A presidente da Federal Trade Commission, Lina Khan, famosa por sua postura agressiva contra monopólios, provavelmente será substituída. Isso pode abrir caminho para uma onda de fusões e aquisições no setor, beneficiando gigantes como Amazon e Meta.

No entanto, o Google pode ser uma exceção. Conservadores de extrema-direita, incluindo o vice-presidente eleito JD Vance, continuam a criticar a empresa por supostamente censurar vozes conservadoras. A administração Trump pode usar casos antitruste existentes como alavanca política contra a Alphabet.

Tarifas e impactos no setor da tecnologia

As tarifas comerciais propostas por Donald Trump representam um ponto sensível para o setor de tecnologia.

Durante sua campanha, Trump reiterou seu apoio a medidas tarifárias agressivas, como um aumento universal de 10% sobre importações, incluindo componentes essenciais para dispositivos eletrônicos, e até 100% sobre produtos de países como China e México.

Essa abordagem visa estimular a produção doméstica, mas pode ter implicações de longo alcance para as empresas de tecnologia e consumidores.

Impactos nas cadeias de suprimentos

O setor de tecnologia, altamente dependente de cadeias globais de suprimento, seria um dos mais afetados.

Empresas como Apple, cuja maior parte da produção é realizada na China, enfrentariam custos pelo menos 10% mais altos.

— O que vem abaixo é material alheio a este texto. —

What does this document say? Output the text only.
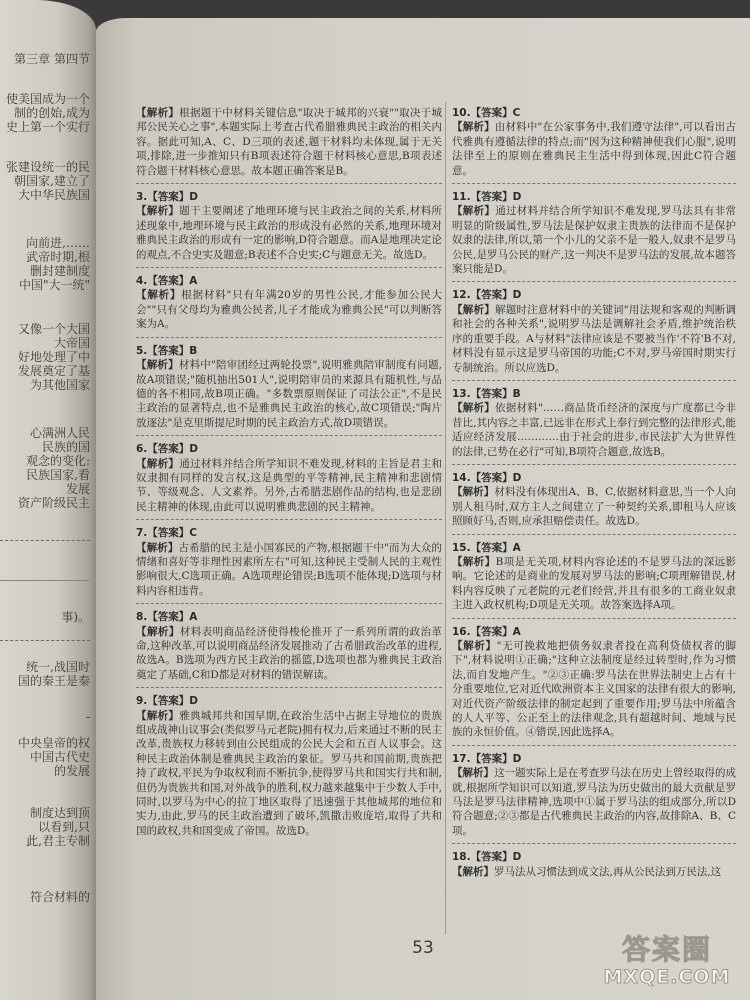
第三章 第四节
使美国成为一个
制的创始,成为
史上第一个实行
张建设统一的民
朝国家,建立了
大中华民族国
向前进,……
武帝时期,根
删封建制度
中国"大一统"
又像一个大国
大帝国
好地处理了中
发展奠定了基
为其他国家
心满洲人民
民族的国
观念的变化:
民族国家,看
发展
资产阶级民主
事)。
统一,战国时
国的秦王是秦
-
中央皇帝的权
中国古代史
的发展
制度达到顶
以看到,只
此,君主专制
符合材料的
【解析】根据题干中材料关键信息"取决于城邦的兴衰""取决于城邦公民关心之事",本题实际上考查古代希腊雅典民主政治的相关内容。据此可知,A、C、D三项的表述,题干材料均未体现,属于无关项,排除,进一步推知只有B项表述符合题干材料核心意思,B项表述符合题干材料核心意思。故本题正确答案是B。
3.【答案】D
【解析】题干主要阐述了地理环境与民主政治之间的关系,材料所述现象中,地理环境与民主政治的形成没有必然的关系,地理环境对雅典民主政治的形成有一定的影响,D符合题意。而A是地理决定论的观点,不合史实及题意;B表述不合史实;C与题意无关。故选D。
4.【答案】A
【解析】根据材料"只有年满20岁的男性公民,才能参加公民大会""只有父母均为雅典公民者,儿子才能成为雅典公民"可以判断答案为A。
5.【答案】B
【解析】材料中"陪审团经过两轮投票",说明雅典陪审制度有问题,故A项错误;"随机抽出501人",说明陪审员的来源具有随机性,与品德的各不相同,故B项正确。"多数票原则保证了司法公正",不是民主政治的显著特点,也不是雅典民主政治的核心,故C项错误;"陶片放逐法"是克里斯提尼时期的民主政治方式,故D项错误。
6.【答案】D
【解析】通过材料并结合所学知识不难发现,材料的主旨是君主和奴隶拥有同样的发言权,这是典型的平等精神,民主精神和悲剧情节、等级观念、人文素养。另外,古希腊悲剧作品的结构,也是悲剧民主精神的体现,由此可以说明雅典悲剧的民主精神。
7.【答案】C
【解析】古希腊的民主是小国寡民的产物,根据题干中"而为大众的情绪和喜好等非理性因素所左右"可知,这种民主受制人民的主观性影响很大,C选项正确。A选项理论错误;B选项不能体现;D选项与材料内容相违背。
8.【答案】A
【解析】材料表明商品经济使得梭伦推开了一系列所谓的政治革命,这种改革,可以说明商品经济发展推动了古希腊政治改革的进程,故选A。B选项为西方民主政治的摇篮,D选项也都为雅典民主政治奠定了基础,C和D都是对材料的错误解读。
9.【答案】D
【解析】雅典城邦共和国早期,在政治生活中占据主导地位的贵族组成战神山议事会(类似罗马元老院)拥有权力,后来通过不断的民主改革,贵族权力移转到由公民组成的公民大会和五百人议事会。这种民主政治体制是雅典民主政治的象征。罗马共和国前期,贵族把持了政权,平民为争取权利而不断抗争,使得罗马共和国实行共和制,但仍为贵族共和国,对外战争的胜利,权力越来越集中于少数人手中,同时,以罗马为中心的拉丁地区取得了迅速强于其他城邦的地位和实力,由此,罗马的民主政治遭到了破坏,凯撒击败庞培,取得了共和国的政权,共和国变成了帝国。故选D。
10.【答案】C
【解析】由材料中"在公家事务中,我们遵守法律",可以看出古代雅典有遵循法律的特点;而"因为这种精神使我们心服",说明法律至上的原则在雅典民主生活中得到体现,因此C符合题意。
11.【答案】D
【解析】通过材料并结合所学知识不难发现,罗马法具有非常明显的阶级属性,罗马法是保护奴隶主贵族的法律而不是保护奴隶的法律,所以,第一个小儿的父亲不是一般人,奴隶不是罗马公民,是罗马公民的财产,这一判决不是罗马法的发展,故本题答案只能是D。
12.【答案】D
【解析】解题时注意材料中的关键词"用法规和客观的判断调和社会的各种关系",说明罗马法是调解社会矛盾,维护统治秩序的重要手段。A与材料"法律应该是不要被当作'不符'B不对,材料没有显示这是罗马帝国的功能;C不对,罗马帝国时期实行专制统治。所以应选D。
13.【答案】B
【解析】依据材料"……商品货币经济的深度与广度都已今非昔比,其内容之丰富,已远非在形式上奉行到完整的法律形式,能适应经济发展…………由于社会的进步,市民法扩大为世界性的法律,已势在必行"可知,B项符合题意,故选B。
14.【答案】D
【解析】材料没有体现出A、B、C,依据材料意思,当一个人向别人租马时,双方主人之间建立了一种契约关系,即租马人应该照顾好马,否则,应承担赔偿责任。故选D。
15.【答案】A
【解析】B项是无关项,材料内容论述的不是罗马法的深远影响。它论述的是商业的发展对罗马法的影响;C项理解错误,材料内容反映了元老院的元老们经营,并且有很多的工商业奴隶主进入政权机构;D项是无关项。故答案选择A项。
16.【答案】A
【解析】"无可挽救地把债务奴隶者投在高利贷债权者的脚下",材料说明①正确;"这种立法制度是经过转型时,作为习惯法,而自发地产生。"②③正确:罗马法在世界法制史上占有十分重要地位,它对近代欧洲资本主义国家的法律有很大的影响,对近代资产阶级法律的制定起到了重要作用;罗马法中所蕴含的人人平等、公正至上的法律观念,具有超越时间、地域与民族的永恒价值。④错误,因此选择A。
17.【答案】D
【解析】这一题实际上是在考查罗马法在历史上曾经取得的成就,根据所学知识可以知道,罗马法为历史做出的最大贡献是罗马法是罗马法律精神,选项中①属于罗马法的组成部分,所以D符合题意;②③都是古代雅典民主政治的内容,故排除A、B、C项。
18.【答案】D
【解析】罗马法从习惯法到成文法,再从公民法到万民法,这
53	答案圈
MXQE.COM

Apesar de esforços recentes para diversificar a produção, como a transferência de linhas de montagem para países como Vietnã e Índia, a implementação de tarifas mais altas resultaria em aumento de preços para consumidores finais e potencial perda de competitividade global.

Além disso, as tarifas podem desencadear retaliações comerciais de outros países, restringindo o acesso a mercados estrangeiros para empresas americanas e potencialmente prejudicando exportações de software, semicondutores e dispositivos.

Efeitos no setor de semicondutores

O impacto também pode se estender ao setor de semicondutores, especialmente em relação ao CHIPS Act, legislação sancionada por Joe Biden para estimular a produção doméstica de semicondutores e impulsionar a pesquisa científica no país.

Embora o programa de Biden tenha buscado aumentar a produção interna com subsídios, Trump criticou a iniciativa por beneficiar apenas grandes players, e prometeu revisar o programa, possivelmente substituindo incentivos por tarifas sobre fornecedores estrangeiros.

Essa mudança, segundo especialistas, poderia desestabilizar os esforços à longo prazo para assegurar a soberania americana em semicondutores.

Por outro lado, empresas com maior capacidade de absorver custos, como a Tesla, poderiam se beneficiar.

Tarifas adicionais sobre importações de veículos elétricos da China, por exemplo, aumentariam a competitividade de modelos fabricados nos EUA.

Contudo, mesmo essas vantagens seriam compensadas por custos mais altos de componentes essenciais, como baterias e chips.

Implicações para consumidores e inovação

Os consumidores americanos seriam os maiores prejudicados no curto prazo.

Um estudo da NFR (Federação Nacional do Varejo; sigla em inglês) estima que as tarifas propostas por Trump poderiam reduzir o poder de compra em até US$78 bilhões anuais, com empresas de tecnologia repassando custos adicionais para os preços finais de produtos como smartphones e laptops.

Além disso, tarifas elevadas podem inibir investimentos em pesquisa e desenvolvimento.

Com margens de lucro pressionadas, muitas empresas podem redirecionar recursos de inovação para gerenciar custos operacionais, impactando negativamente o progresso tecnológico.

A política tarifária de Trump, apesar de favorecer a produção doméstica, coloca o setor de tecnologia em uma posição delicada, forçando empresas a navegarem entre custos elevados, pressão competitiva global e demandas de adaptação de cadeias de suprimentos.

A viabilidade dessas políticas dependerá, em última análise, de sua execução prática e da disposição das empresas em absorver impactos significativos no curto prazo para assegurar benefícios futuros.

A perspectiva de que EUA conseguirá equilibrar inovação tecnológica com responsabilidade social e governança global em um cenário cada vez mais polarizado parecem mínimas.